As summer approached, I began to turn things around. Potawatomi Casino in Milwaukee had just opened a poker room in April or May of 2004. I had heard that the games were great, but I didn't believe it was worth my time driving up there. One day, I decided to drive up there, and I couldn't believe the $20-40 game that I found there. The game at that time featured loose passive players that I had never encountered at that type of stakes. The first day, I say 7+ players entering pots, and many pots weren't raised. It was a poker players dream. I milked the games there for a good amount for the whole summer. In September I took a trip to Hawaii, but I also took a lot of time off. I tended to do this right before I went on trips I had planned. I think I do this because by the time a planned vacation comes, I usually have played 50+ hour weeks for several months and I find myself burned out.

When I came back from Hawaii, I started to see signs that the games were drying up. The $20-40 game was breaking more frequently and the pot limit game was becoming more popular. I started playing at the Harrah's again, but I kept being bothered by how much harder the games there were in comparison with Potawatomi. Instead of being tough and adjusting, I made the poor choice of playing World of Warcraft. What I had planned on being a temporary break turned into a full-blown addiction.

I basically played WoW nonstop from when it came out in late November until March. I had shown signs of video game addiction in the past. One time I played Ultima Online for like two or three weeks straight, but this four month period blew up that previous personal record. I began to live in the game and I let my real life slip. After the Potowatomi games, I believed that I should have had any future money problems if I kept playing, but my WoW addiction made me burn through most of my savings. When I finally emerged in March, I had gained probably 20 lbs and I was in a tough money situation. I believe I'm still suffering from this now as I have extra stress that wouldn't be here if I had played poker without breaks.

April is when I started playing again. April was a great month. I had run really well and I thought I was on the verge of making a good, or at least decent run. June turned out to be horrible and I believe I ended up a net loser for the month. That was really discouraging so I decided to try to focus my efforts on online play. I thought online play would be better as I could avoid the daily commute, and Steve, a poker friend I knew at Harrah's, had recommended it as a way to build a bankroll safely.

From July to August, I grined my way up through 3-4 tables of $2-4 & $3-6 limit Hold 'em. I had built a good roll and I had gone on a like a seven session winning streak. I had told Beata about my progress and she was unimpressed and wouldn't even look at my results. At the same time, I had computed my hourly rate and felt that I could do better. Sidesgames and other friends had told me not to move up, but I wanted to prove things to Beata and myself so I foolishly moved up to 2-3 games of $20-40.
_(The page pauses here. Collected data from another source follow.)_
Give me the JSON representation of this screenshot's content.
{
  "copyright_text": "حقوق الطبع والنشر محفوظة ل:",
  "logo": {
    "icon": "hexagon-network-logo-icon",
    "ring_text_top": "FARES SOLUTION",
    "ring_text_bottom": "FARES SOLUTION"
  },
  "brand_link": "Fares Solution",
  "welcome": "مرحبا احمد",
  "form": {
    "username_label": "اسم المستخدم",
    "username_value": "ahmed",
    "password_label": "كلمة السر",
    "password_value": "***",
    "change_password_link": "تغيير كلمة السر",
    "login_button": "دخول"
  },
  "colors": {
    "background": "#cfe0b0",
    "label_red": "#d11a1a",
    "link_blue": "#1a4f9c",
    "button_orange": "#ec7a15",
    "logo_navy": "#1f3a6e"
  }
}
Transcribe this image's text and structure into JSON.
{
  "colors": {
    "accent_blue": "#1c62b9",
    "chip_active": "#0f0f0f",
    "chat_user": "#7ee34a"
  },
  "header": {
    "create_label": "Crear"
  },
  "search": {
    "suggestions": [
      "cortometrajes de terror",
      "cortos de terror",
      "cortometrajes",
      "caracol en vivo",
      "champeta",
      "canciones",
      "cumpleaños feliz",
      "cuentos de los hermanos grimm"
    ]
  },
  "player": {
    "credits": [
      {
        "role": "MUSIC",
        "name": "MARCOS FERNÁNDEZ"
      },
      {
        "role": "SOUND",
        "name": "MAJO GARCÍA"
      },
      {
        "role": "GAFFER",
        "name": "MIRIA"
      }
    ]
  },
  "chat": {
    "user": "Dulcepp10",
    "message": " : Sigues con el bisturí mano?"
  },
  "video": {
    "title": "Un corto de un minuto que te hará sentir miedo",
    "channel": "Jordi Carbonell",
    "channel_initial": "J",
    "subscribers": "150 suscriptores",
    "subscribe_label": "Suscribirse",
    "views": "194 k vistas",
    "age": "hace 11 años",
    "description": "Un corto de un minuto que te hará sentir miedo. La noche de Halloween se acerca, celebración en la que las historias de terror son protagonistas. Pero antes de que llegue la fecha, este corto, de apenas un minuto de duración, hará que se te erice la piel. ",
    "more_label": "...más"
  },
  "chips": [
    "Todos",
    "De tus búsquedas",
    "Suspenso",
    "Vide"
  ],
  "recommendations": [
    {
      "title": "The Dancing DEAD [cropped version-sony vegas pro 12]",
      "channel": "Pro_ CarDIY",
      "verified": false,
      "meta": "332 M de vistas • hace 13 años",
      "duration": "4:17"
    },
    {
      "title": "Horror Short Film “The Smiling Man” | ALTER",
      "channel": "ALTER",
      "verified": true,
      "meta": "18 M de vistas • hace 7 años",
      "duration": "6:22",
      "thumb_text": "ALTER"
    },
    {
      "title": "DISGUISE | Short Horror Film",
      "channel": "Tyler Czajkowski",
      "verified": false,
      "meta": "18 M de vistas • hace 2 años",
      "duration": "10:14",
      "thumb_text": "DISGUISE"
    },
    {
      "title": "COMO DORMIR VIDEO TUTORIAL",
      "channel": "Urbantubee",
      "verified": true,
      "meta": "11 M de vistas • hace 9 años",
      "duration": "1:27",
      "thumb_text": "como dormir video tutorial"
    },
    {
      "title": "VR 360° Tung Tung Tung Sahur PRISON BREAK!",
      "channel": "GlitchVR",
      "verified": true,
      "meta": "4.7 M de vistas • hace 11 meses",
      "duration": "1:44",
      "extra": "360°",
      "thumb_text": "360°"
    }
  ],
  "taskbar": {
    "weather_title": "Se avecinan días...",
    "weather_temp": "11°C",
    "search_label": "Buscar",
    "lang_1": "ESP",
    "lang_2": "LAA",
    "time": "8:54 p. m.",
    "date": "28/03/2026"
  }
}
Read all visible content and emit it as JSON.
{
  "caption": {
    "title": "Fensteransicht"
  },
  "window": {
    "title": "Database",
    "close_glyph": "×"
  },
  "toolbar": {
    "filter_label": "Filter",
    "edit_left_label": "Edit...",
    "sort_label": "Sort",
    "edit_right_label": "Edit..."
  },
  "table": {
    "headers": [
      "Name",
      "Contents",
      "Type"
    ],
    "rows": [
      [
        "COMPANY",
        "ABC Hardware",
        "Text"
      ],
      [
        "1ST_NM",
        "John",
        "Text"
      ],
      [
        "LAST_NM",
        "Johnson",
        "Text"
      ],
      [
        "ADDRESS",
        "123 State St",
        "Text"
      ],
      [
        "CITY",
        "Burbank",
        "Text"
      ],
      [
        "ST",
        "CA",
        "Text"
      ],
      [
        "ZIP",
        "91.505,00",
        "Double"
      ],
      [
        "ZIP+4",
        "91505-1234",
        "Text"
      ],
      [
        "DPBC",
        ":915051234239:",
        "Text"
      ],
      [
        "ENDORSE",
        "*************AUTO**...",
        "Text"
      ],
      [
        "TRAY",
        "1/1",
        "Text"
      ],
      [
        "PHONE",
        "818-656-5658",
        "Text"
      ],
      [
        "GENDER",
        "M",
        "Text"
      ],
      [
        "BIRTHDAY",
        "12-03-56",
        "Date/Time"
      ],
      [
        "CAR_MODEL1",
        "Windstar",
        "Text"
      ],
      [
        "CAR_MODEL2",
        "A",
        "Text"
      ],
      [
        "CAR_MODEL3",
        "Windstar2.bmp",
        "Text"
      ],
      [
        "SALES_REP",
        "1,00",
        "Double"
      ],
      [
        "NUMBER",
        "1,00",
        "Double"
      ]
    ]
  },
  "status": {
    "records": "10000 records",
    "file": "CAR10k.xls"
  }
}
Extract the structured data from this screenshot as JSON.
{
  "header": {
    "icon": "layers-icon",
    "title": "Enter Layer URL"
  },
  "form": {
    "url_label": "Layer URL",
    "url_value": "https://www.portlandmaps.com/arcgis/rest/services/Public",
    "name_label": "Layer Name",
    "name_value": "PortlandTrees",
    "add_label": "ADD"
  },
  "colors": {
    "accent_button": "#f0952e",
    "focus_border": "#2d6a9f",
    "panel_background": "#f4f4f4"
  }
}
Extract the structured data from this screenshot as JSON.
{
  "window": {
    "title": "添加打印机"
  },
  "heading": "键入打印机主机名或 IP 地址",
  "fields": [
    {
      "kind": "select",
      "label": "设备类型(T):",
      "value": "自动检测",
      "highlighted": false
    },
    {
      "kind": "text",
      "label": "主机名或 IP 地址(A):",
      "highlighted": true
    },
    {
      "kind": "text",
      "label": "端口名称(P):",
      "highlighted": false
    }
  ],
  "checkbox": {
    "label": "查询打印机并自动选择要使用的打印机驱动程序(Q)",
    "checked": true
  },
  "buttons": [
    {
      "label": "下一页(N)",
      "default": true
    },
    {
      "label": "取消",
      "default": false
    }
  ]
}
In my initial tries, I had gotten really stressed out by the fact that I was going + or - $2000 in my sessions. I was worried that my win rate wouldn't be high enough, especially since I coudln't play as well under this much stress, but I wanted to perservere. I hovered around the same money total for several sessions, and then one day I won a good amount that put my money at it's highpoint for the year. I still feared that I was only a bad session way from destroying myself psychologically but I didn't listen to myself or others.

Around middle September, I hit a decent run that ruined me. I still had enough money to play the lower stakes I had rebuilt on by a far more devestating thing happened that I had not anticipated. I knew moving up limits with this low of a bankroll was foolish and I found that I destroyed my confidence. I didn't play for weeks and I couldn't get over my foolishness. Sidegames, who knows these feelings well from his experiences at trading, tried to get me to play again, but at low limits, but I wouldn't listen. Finally, I tried playing again at $5-10 and I hit a bad streak and lost two days in a row. Now, I was really a mess and I haven't played since. I'm sure I can win, but I'm afraid that if I lose a few hands ,I'm going to go on tilt and just give away my money.

Initially, I tried to ease the pain by eating, but I now know that was the wrong this to do as it just made me feel worse. During that time, I also tried to escape by watching DVD's nonstop. In fact, I've gotten through 4 season of Star Trek: Deep Space Nine. What I haven't mentioned until now is that Beata finally decided to end things at this time too. In fact, this past week she said she's been dating a Polish guy she met and she thinks they are getting along pretty well.